I think you're right. Even Ayer's painfully naive version of positivism would not have said Eliezer's sun cake sentence was meaningless; certainly that's not what you'd get from the views of Carnap or Neurath. But perhaps Eliezer was more interested in talking about Ayer's fanboys than about the major logical positivist philosophers, and there certainly are people who discover Ayer's verification principle (or Popper's falsification principle) and immediately develop an extreme overconfidence in its ability to simply dissolve all manner of problems.

I don't understand what it would mean for logical positivism to be true/false. What should I expect to experience differently in each case?

Eliezer's post is about verificationism specifically. Are you intending to raise the traditional question of whether verificationism is itself verifiable? If so, the standard answer is that verificationism is intended to be a logical principle, so no, it is not verifiable, and in fact not empirically meaningful. What would you expect to experience differently if the axiom of choice were true or false?

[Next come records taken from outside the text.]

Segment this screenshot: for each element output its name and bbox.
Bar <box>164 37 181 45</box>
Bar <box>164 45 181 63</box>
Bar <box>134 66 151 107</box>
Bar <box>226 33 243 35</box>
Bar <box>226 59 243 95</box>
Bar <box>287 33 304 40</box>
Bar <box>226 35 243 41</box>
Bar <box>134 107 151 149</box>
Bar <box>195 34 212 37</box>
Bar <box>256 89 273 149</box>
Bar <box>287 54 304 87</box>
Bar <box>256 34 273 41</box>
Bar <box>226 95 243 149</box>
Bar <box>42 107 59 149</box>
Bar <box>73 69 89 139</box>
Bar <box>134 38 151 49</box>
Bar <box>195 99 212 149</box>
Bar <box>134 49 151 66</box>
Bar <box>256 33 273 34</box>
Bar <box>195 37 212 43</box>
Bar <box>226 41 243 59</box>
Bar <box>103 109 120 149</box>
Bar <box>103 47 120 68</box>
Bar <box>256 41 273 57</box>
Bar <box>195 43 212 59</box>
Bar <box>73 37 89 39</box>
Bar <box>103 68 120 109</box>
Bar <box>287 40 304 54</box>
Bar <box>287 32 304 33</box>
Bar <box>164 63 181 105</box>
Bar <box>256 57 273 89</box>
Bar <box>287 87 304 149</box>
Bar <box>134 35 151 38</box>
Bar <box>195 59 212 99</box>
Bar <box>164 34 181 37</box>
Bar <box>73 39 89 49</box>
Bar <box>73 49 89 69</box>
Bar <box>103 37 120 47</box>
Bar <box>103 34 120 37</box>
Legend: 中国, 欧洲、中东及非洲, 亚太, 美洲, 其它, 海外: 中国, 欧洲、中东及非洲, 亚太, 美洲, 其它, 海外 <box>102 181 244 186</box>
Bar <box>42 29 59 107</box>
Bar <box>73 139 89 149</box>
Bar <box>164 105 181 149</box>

Are you intending to raise the traditional question of whether verificationism is itself verifiable?

I'm just trying to understand the statement Eliezer is making in this post.

What would you expect to experience differently if the axiom of choice were true or false?

I don't think the axiom of choice is a first-order tautology so you wouldn't call it true or false. It could be inconsistent within certain popular theories in which case for each inconsistent theory I would expect the the negation of the conjunction of the axiom of choice and the theory to eventually appear in an enumeration of first order validities.